十歳ぐらいの幼い少女。キラキラと光る金色の長い髪を双方で結い、つまらなさそうな冷めた目でこちらを見ている。ヒラヒラとレースのついたまるでパジャマの様な姿から、寝起きの様な印象を受けた。
「だれって……さっき名乗ったじゃん……」
「……がはっ……え……エルヴィ……」
「そ、『縄張りの魔女』エルヴィラ……ごめんねぇ、こんなナイスバディなレディじゃなくて……ふわぁあ」
欠伸をしながらエルヴィラ(少女)は先程サリヴァンが殺したはずの死体を指さす。すると、死体はムクリと起き上がり、そのままどこかへ帰っていった。
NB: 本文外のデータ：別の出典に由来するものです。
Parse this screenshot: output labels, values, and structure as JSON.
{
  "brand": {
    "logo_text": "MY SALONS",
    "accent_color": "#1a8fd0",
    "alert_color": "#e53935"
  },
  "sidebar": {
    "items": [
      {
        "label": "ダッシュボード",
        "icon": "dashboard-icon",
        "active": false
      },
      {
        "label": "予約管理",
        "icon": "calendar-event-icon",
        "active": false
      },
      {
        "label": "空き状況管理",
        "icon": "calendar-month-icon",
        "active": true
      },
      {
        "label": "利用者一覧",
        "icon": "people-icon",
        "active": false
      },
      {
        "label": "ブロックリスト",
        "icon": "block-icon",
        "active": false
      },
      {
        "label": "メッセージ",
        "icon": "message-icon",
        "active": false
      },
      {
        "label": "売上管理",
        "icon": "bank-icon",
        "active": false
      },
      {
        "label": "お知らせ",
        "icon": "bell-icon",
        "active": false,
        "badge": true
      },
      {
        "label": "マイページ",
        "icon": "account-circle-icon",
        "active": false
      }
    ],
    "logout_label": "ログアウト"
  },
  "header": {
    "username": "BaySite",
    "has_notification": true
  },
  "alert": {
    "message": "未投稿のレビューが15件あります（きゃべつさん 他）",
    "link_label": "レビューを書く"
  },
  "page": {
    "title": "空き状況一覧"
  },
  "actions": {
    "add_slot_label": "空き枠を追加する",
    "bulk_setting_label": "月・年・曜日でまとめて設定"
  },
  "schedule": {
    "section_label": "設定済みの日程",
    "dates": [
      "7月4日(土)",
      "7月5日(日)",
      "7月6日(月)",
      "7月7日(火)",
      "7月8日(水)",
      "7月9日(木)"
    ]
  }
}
「使い魔……魔女なら使える当然の魔法だよ……まぁもっとも……私のは特別だけどね……」
サリヴァンはもう喋る事が出来なかった。ただ、ジッと目の前にいる子供の姿をした化け物を睨みつけていた。
「まぁ……残念だったね、結界の事に気付いたのは流石だと思ったけど、それでも詰めが甘いよ……だって、魔女本体を倒したら結界なんて消えるものでしょ」
言われてサリヴァンはハッと気付く、辺りがまだ真夜中の様に真っ暗なままである事に気付く。
まだ、結界は解けていなかったのだ。
「まだ魔女狩り終わらないのか……ああ……めんどくさい……ねぇ、どうして私達魔女を殺そうとするの? 別に私達何もしないよ? 人を食べるわけじゃ無いし……あ、いや、食べる奴もいたけど、少なくとも私は……あれ?」
サリヴァンは既に息絶えていた。カラカラになったその目は、死してなおエルヴィラを睨んでいた。
「ふわぁあ…ああそうか、人間はこれぐらいで死んじゃうんだっけ……これどうしよ? ……まぁ……動物が食べるか……ふわぁあ……もう一眠りしよ」
まるで、小うるさいハエを潰しただけの様な、なんて事ないという感じでエルヴィラは背伸びをしながらそんな事を呟く。
森に住む、『縄張りの魔女』エルヴィラ。彼女は目の前の死体に既に興味を無くして、今日のお茶にはどんなお菓子を食べよう、など、そんなどうでもいいような事を考えていた。